Welcome and buckle in!
I’m excited about the development of this blog! Let me tell you why I started it…
I grew up in Southern Baptist circles. I deeply appreciate and continue to respect that American tribe of believers for their nurturing of my faith. In 2003, I resigned from being an SB campus minister on a small campus in southeast Arkansas. My family and I felt called to start a new church in our community, one that would be vastly different from the very traditional churches and denominational structures of our area and state. You can read more about that on our church site.
Over the past 3 years, I’ve experienced and seen so much of life outside of denominational circles, that I’ve been deeply impacted and convicted about just how confining those structures actually were and are. I have been deeply burdened by how similar American churches look to American businesses, school, and other organizations. Many are run by the same principles and processes. I’ve seen very few that are earnestly attempting to be “led by the Spirit.” It seems that the GOCC (God Of Common Sense) reigns supreme in Protestantism. So much of American church life lacks spiritual vitality and vibrancy.
I began to look further. There’s not time in this post to trace my mental meanderings through a study of American revivalism, the Keswick movement, Puritanism, and finally to the Protestant Reformation. The PR is where so many of our prominent churches and leaders identify their heroes from. I began to ask myself… “Self, why do so many of us stop there… with Luther and Calvin and Zwingli and others?”
It was then that I began to be deeply impressed that the PR, with all its needed correction of the 16th century RCC (Roman Catholic Church), was also a reaction, a deeply powerful and polarizing reaction.The pendulum was on one side, and as the Reformers identified the issues of their day and began to take their stands (some to the death) on them, the pendulum began to swing back.

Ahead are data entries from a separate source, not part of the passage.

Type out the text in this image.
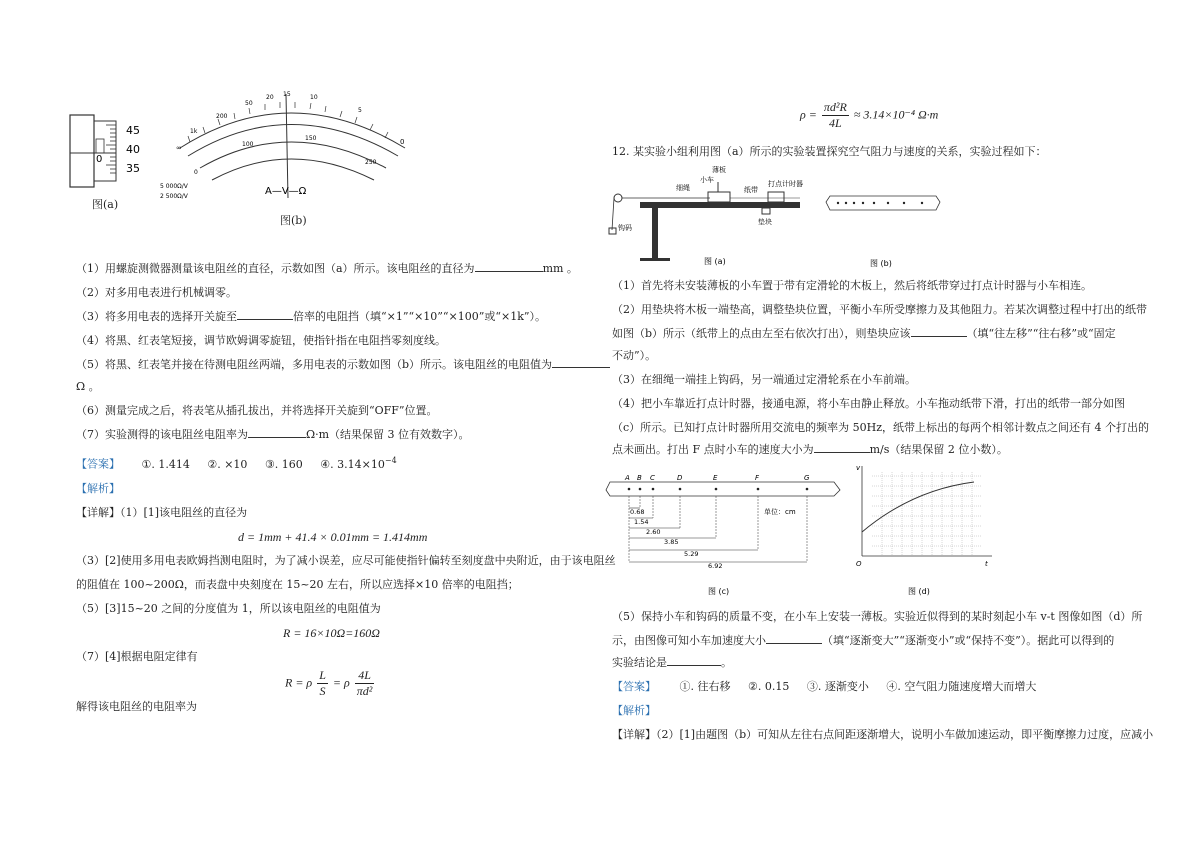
45
40
35
0
图(a)
∞
1k
200
50
20 15	10
5
0
0
100
150
250
5 000Ω/V
2 500Ω/V	A—V—Ω
图(b)
（1）用螺旋测微器测量该电阻丝的直径，示数如图（a）所示。该电阻丝的直径为	mm 。
（2）对多用电表进行机械调零。
（3）将多用电表的选择开关旋至	倍率的电阻挡（填“×1”“×10”“×100”或“×1k”）。
（4）将黑、红表笔短接，调节欧姆调零旋钮，使指针指在电阻挡零刻度线。
（5）将黑、红表笔并接在待测电阻丝两端，多用电表的示数如图（b）所示。该电阻丝的电阻值为
Ω 。
（6）测量完成之后，将表笔从插孔拔出，并将选择开关旋到“OFF”位置。
（7）实验测得的该电阻丝电阻率为	Ω·m（结果保留 3 位有效数字）。
【答案】 ①. 1.414 ②. ×10 ③. 160 ④. $3.14\times 10^{-4}$
【解析】
【详解】（1）[1]该电阻丝的直径为
d = 1mm + 41.4 × 0.01mm = 1.414mm
（3）[2]使用多用电表欧姆挡测电阻时，为了减小误差，应尽可能使指针偏转至刻度盘中央附近，由于该电阻丝
的阻值在 100~200Ω，而表盘中央刻度在 15~20 左右，所以应选择×10 倍率的电阻挡；
（5）[3]15~20 之间的分度值为 1，所以该电阻丝的电阻值为
R = 16×10Ω=160Ω
（7）[4]根据电阻定律有
R = ρ $\frac{L}{S} = \rho \frac{4L}{\text{πd²}}$
解得该电阻丝的电阻率为
$\rho = \frac{\text{πd²R}}{4L} \approx 3.14\times 10^{-4}$ Ω·m
12. 某实验小组利用图（a）所示的实验装置探究空气阻力与速度的关系，实验过程如下：
薄板
小车	打点计时器
细绳	纸带
垫块
钩码
图 (a)	图 (b)
（1）首先将未安装薄板的小车置于带有定滑轮的木板上，然后将纸带穿过打点计时器与小车相连。
（2）用垫块将木板一端垫高，调整垫块位置，平衡小车所受摩擦力及其他阻力。若某次调整过程中打出的纸带
如图（b）所示（纸带上的点由左至右依次打出），则垫块应该	（填“往左移”“往右移”或“固定
不动”）。
（3）在细绳一端挂上钩码，另一端通过定滑轮系在小车前端。
（4）把小车靠近打点计时器，接通电源，将小车由静止释放。小车拖动纸带下滑，打出的纸带一部分如图
（c）所示。已知打点计时器所用交流电的频率为 50Hz，纸带上标出的每两个相邻计数点之间还有 4 个打出的
点未画出。打出 F 点时小车的速度大小为	m/s（结果保留 2 位小数）。
A B C	D	E	F	G
0.68
1.54
2.60
3.85
5.29
6.92
单位：cm
图 (c)
v
t
O
图 (d)
（5）保持小车和钩码的质量不变，在小车上安装一薄板。实验近似得到的某时刻起小车 v-t 图像如图（d）所
示，由图像可知小车加速度大小	（填“逐渐变大”“逐渐变小”或“保持不变”）。据此可以得到的
实验结论是	。
【答案】 ①. 往右移 ②. 0.15 ③. 逐渐变小 ④. 空气阻力随速度增大而增大
【解析】
【详解】（2）[1]由题图（b）可知从左往右点间距逐渐增大，说明小车做加速运动，即平衡摩擦力过度，应减小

That’s what my little pea-brain sees.
Today, however, the pendulum of the Reformation has swung far to the other side and we stand in need of great correction and re-identification as the church of Christ. There was much that was lost in the PR in the 15th-16th centuries as a result of the polarizing effects of the conflict. Today, most Protestants are ignorant of valuable, historic, deeply significant, and even mysterious elements of the ancient church. Some may not be recoverable. But many can be.
It is the purpose of this site to link us to our past, to willingly admit our ignorance and seek the wisdom of Christ through His Word and His people. Ours is an Ancient-Present-Future faith. May God increase our love for Him, for each other, and consequently for His Bride, as we shine like a city set on a hill. Let us no longer be ignorant!
Practically, here’s the plan…
- Enlist regular contributors from a variety of Protestant backgrounds.
- Create a healthy, positive, and insightful ongoing dialogue related to Protestantism.
- Assist churches, leaders, and denominations in reclaiming the ancient-future faith established by Christ and the apostles.
- Identify theological, cultural, and philosophical drifts which impact the Protestant church.